Phil Golby was the president of the Port Curtis and Hinterland branch of the ALP until October 20. Then, along with five leading members, he publicly resigned to protest against the Queensland Labor government’s proposal to sell off public assets despite mass opposition from rank-and-file ALP members.
Until October, Golby was also the president of the Gladstone branch of the Queensland Council of Unions (QCU). He is a state organiser with the Australian Manufacturing Workers Union, working out of the union’s Gladstone office.
Golby has now joined the Socialist Alliance. Dick Nichols, Socialist Alliance national trade union coordinator, interviewed him in Gladstone.
What finally made you leave the Labor Party, after having been a leading activist?
One of the last things that made me decide to leave was the mass mail-out letter I received from Anna Bligh and Andrew Fraser, which was a sales pitch to get ALP members on board for their privatisation of our public assets.
That was the final straw.
Our branch was totally opposed to the sale. Given the lies they were putting forward about how good it is, I couldn’t have honestly gone out and told people that I supported a Labor Party that is selling our future.
What sort of response have you had to your decision to leave the ALP? Is anyone saying that you should have stayed in and continued to fight?
I’ve had a very, very positive response. I’ve only seen one SMS, printed in the local paper, that has been negative. Ninety nine percent of people have been very positive and very supportive.
A couple of the left members I know, who have also been very supportive, have said to me that us leaving the party means the right will win. I don’t believe it will.
Yes, they may be winning the numbers, but I don’t believe they’re actually winning politically, because what they are doing is turning people against Labor and killing the party, which is a sad thing.
What is the one thing that makes people most outraged about the privatisation in Queensland, particularly of Queensland Rail?
Basically, it would be the way it was done. It was forced on everybody without any real negotiation, without any consultation.
It was basically: “This is what we’re doing, we’re doing it.” Nobody sat down and listened to the rank-and-file members, especially [the views] of the local left membership of the ALP.
It wasn’t “this is what we would like to do”. it was, “this is what we are doing”, and eventually it was rolled out. No real consultation, nothing that was really put up to be agreed upon. Not that we would have agreed with the sale of public assets anyway, but it was just, “this is what we are going to do”.
In New South Wales, Labor’s primary vote polls at 23%, and the Greens at 17%. A lot of the trade unionists and activists in the ALP are looking elsewhere. Some of them are going towards the Greens, but not all. What do you think about this trend?

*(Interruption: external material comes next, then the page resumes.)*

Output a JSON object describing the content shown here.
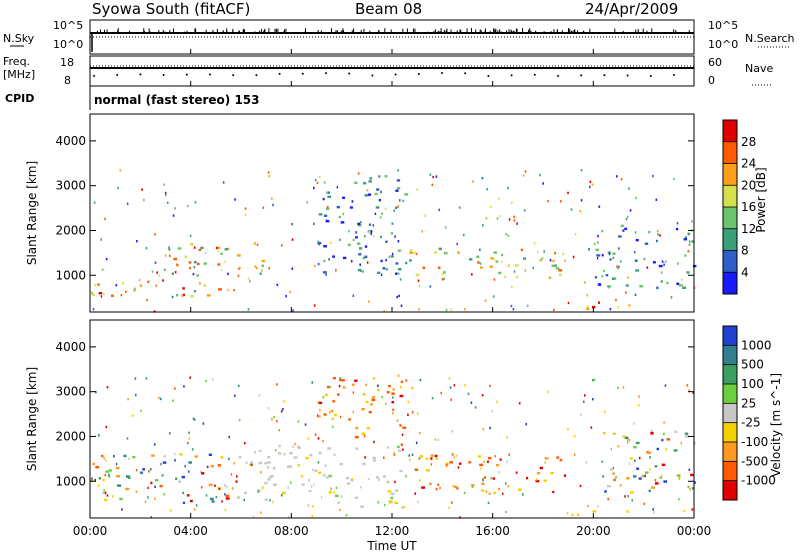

I believe it’s similar here, in Gladstone, but I don’t think the workers here are actually looking towards the Greens because it is a very industrial area. I believe they are looking for something more “worker- and family-friendly”, a lot more open and a lot more democratically run than Labor.
The sad part of the fall-out of any political choice like Labor’s is that quite a number of people vote informal, which basically does nobody any good.
There are a number of unionists who already vote for minor parties, such as fishing parties, one-issue parties etc, which also isn’t really a good move at times.
But we do have quite a core of unionists who are looking for other left-based parties to support.
The Socialist Alliance stands for pro-worker, pro-community and pro-environment policies. It’s not big enough yet for many workers to think of it as the alternative to being in the ALP. But we do stand for building a new party for working people, a real party of labour. How do you see that approach?
I see it absolutely as a positive. I believe that one of the reasons that I left the Labor Party is that it has moved too far to the right.
It’s now bowing down too much to the multinationals and it’s looking after their interests more than anything else.
I believed that the Labor Party should be about looking after the workers and the ordinary citizens of this country. At the moment the Labor Party is not looking after these people. We need an alternative that does.
You have joined the Socialist Alliance. Do you have a view about how it could grow in the Gladstone area?
Because the Labor Party has moved away from the grassroots, away from looking after workers, I think that the Socialist Alliance can occupy that void here.
I believe we can get a branch going in Gladstone that will put an alternative at an election sometime in the future.
I believe we should look to build a presence in all tiers of government. Then people as workers, but also taxpayers and ratepayers, will have an alternative rather than the Liberals and the conservative Labor Party.